In order to measure how fast the tested CPUs can transcode video into H.264 format we used x264 FHD Benchmark 1.0.1 (64 bit). It measures the time it takes the x264 coder to convert an MPEG-4/AVC video recorded in 1920x1080@50fps resolution with default settings. The results have high practical value because the x264 codec is part of popular transcoding utilities such as HandBrake, MeGUI, VirtualDub, etc. We regularly update the coder used in this performance test. This time around, we use version r2389, which supports all contemporary instruction sets including AVX2.

HD video transcoding doesn’t depend that much on memory subsystem parameters. DDR3-2400 is a mere 3% faster than DDR3-1600, a difference of 266MHz in memory frequency translating into a 1% difference in performance. The performance benefits get even smaller after the memory clock rate goes above 2400 MHz.

Gaming Performance

Now, gaming performance is the most exciting part of our review because today’s 3D games need fast memory, so we expect that high-speed DDR3 SDRAM can show its best here.

On the other hand, it is the graphics subsystem that determines the performance of the entire platform in the majority of contemporary games. Therefore, we select the most CPU-dependent games and measure the frame rate in two test modes. For the first mode we use lower resolutions and disable full-screen antialiasing, so we could see if fast memory is actually required by gaming computers. This provides some insight into how platforms with different DDR3 SDRAM are going to behave in the nearest future when equipped with faster graphics cards. The second test mode refers to real-life settings: Full HD and maximum FSAA. In our opinion, these results are no less interesting as they demonstrate clearly the level of performance we can expect from contemporary platforms today.
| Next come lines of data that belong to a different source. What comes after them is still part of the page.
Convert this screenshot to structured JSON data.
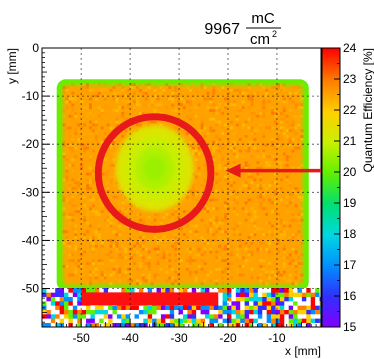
{
  "chart_data": {
    "type": "heatmap",
    "title": {
      "value": "9967",
      "unit_numerator": "mC",
      "unit_denominator": "cm",
      "unit_denominator_exponent": "2"
    },
    "xlabel": "x [mm]",
    "ylabel": "y [mm]",
    "zlabel": "Quantum Efficiency [%]",
    "xlim": [
      -58,
      -1
    ],
    "ylim": [
      -58,
      0
    ],
    "zlim": [
      15,
      24
    ],
    "x_ticks": [
      -50,
      -40,
      -30,
      -20,
      -10
    ],
    "y_ticks": [
      0,
      -10,
      -20,
      -30,
      -40,
      -50
    ],
    "z_ticks": [
      15,
      16,
      17,
      18,
      19,
      20,
      21,
      22,
      23,
      24
    ],
    "x_tick_labels": [
      "-50",
      "-40",
      "-30",
      "-20",
      "-10"
    ],
    "y_tick_labels": [
      "0",
      "-10",
      "-20",
      "-30",
      "-40",
      "-50"
    ],
    "z_tick_labels": [
      "15",
      "16",
      "17",
      "18",
      "19",
      "20",
      "21",
      "22",
      "23",
      "24"
    ],
    "grid": true,
    "colormap": "rainbow",
    "active_region": {
      "x": [
        -55,
        -3.5
      ],
      "y": [
        -50.5,
        -6.5
      ],
      "baseline_qe": 22.5,
      "edge_qe": 20
    },
    "depletion_spot": {
      "center_x": -35,
      "center_y": -25,
      "radius_mm": 8,
      "min_qe": 20.5
    },
    "annotations": [
      {
        "type": "circle",
        "center_x": -35,
        "center_y": -26,
        "radius_mm": 11.5,
        "color": "#e8191a"
      },
      {
        "type": "arrow",
        "from_x": -1,
        "from_y": -25.5,
        "to_x": -20.5,
        "to_y": -25.5,
        "color": "#e8191a"
      }
    ],
    "noise_band": {
      "y": [
        -58,
        -50.5
      ],
      "x": [
        -58,
        -1
      ]
    },
    "saturated_strip": {
      "x": [
        -50,
        -22
      ],
      "y": [
        -53.5,
        -50.8
      ]
    }
  }
}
When we use a low resolution, 3D shooters turn out to be highly sensitive to memory subsystem performance. The results suggest that adjusting the memory frequency alone can improve the frame rate by a third, as in the new Thief. The other games are less memory-sensitive, yet the average gap between the slow DDR3-1333 and the overclocker-friendly DDR3-2933 is as large as 20%. In other words, each 266MHz step up in frequency translates into a 2-3% increase in performance.

Well, this impressive scalability is largely due to our deliberately unloading the graphics subsystem. If we use the highest visual quality settings, we have a different picture:

Memory speed doesn’t affect the frame rate much now. The difference between the slow and fast memory configurations amounts to just a few percent. Thief is an exception, though. It shows that the clock rate of your DDR3 SDRAM is a performance-affecting factor even when you run your game at maximum visual quality settings. So if you're into gaming and want maximum performance, you shouldn't disregard your memory subsystem parameters altogether.

Conclusion

According to our tests, today’s Haswell-based platforms perform quite differently with different memory modules. We can’t say anymore that memory subsystem parameters don’t matter. By changing your DDR3 SDRAM parameters, you can actually ensure a performance boost of 20-30%!
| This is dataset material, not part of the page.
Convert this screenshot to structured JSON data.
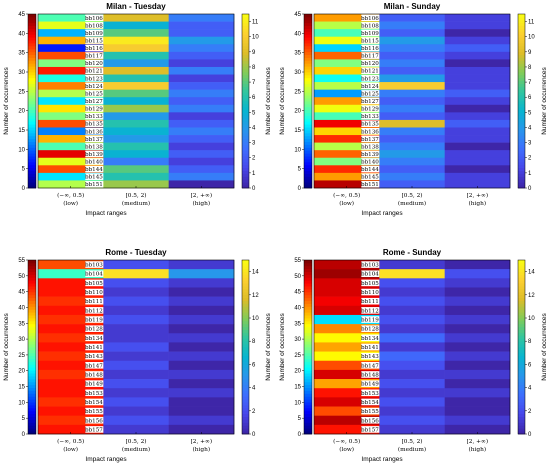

Of course, not all applications are that memory-sensitive. Judging by our test results, you may want to choose high-speed DDR3 SDRAM in two cases: when you build a gaming computer or a home PC for image and HD video processing.
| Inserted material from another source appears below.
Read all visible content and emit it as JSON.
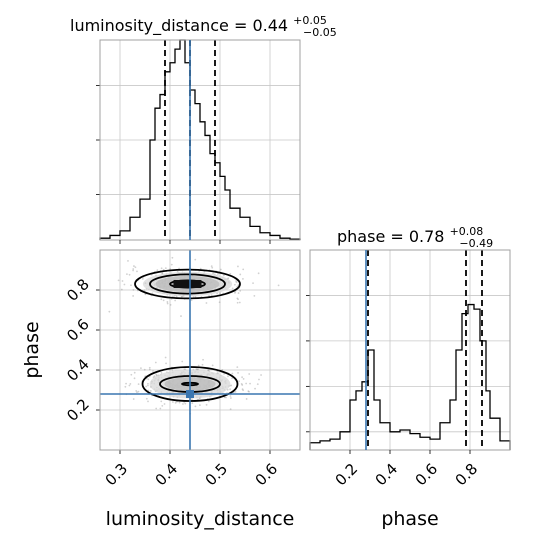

Frequency is more important than timings when it comes to top-end LGA1150 configurations. DDR3 SDRAM kits currently available don't differ much in their timings but vary greatly in terms of their specified clock rate. And indeed, it is the clock rate of DDR3 SDRAM that affects performance the most.

Today’s Haswell-based computers are optimized for high-speed DDR3 SDRAM. You will have no problems setting a memory frequency up to 2933 MHz. We'd recommend choosing the fastest kits available, yet they are too expensive, so we guess DDR3-2400 SDRAM is the most optimal choice right now in terms of price/performance ratio. It ensures much higher performance in comparison with DDR3-1600 while not being much more expensive. Moreover, our tests suggest that the higher memory clock rates have a smaller effect on performance although memory kits faster than 2400 MHz come at much higher prices.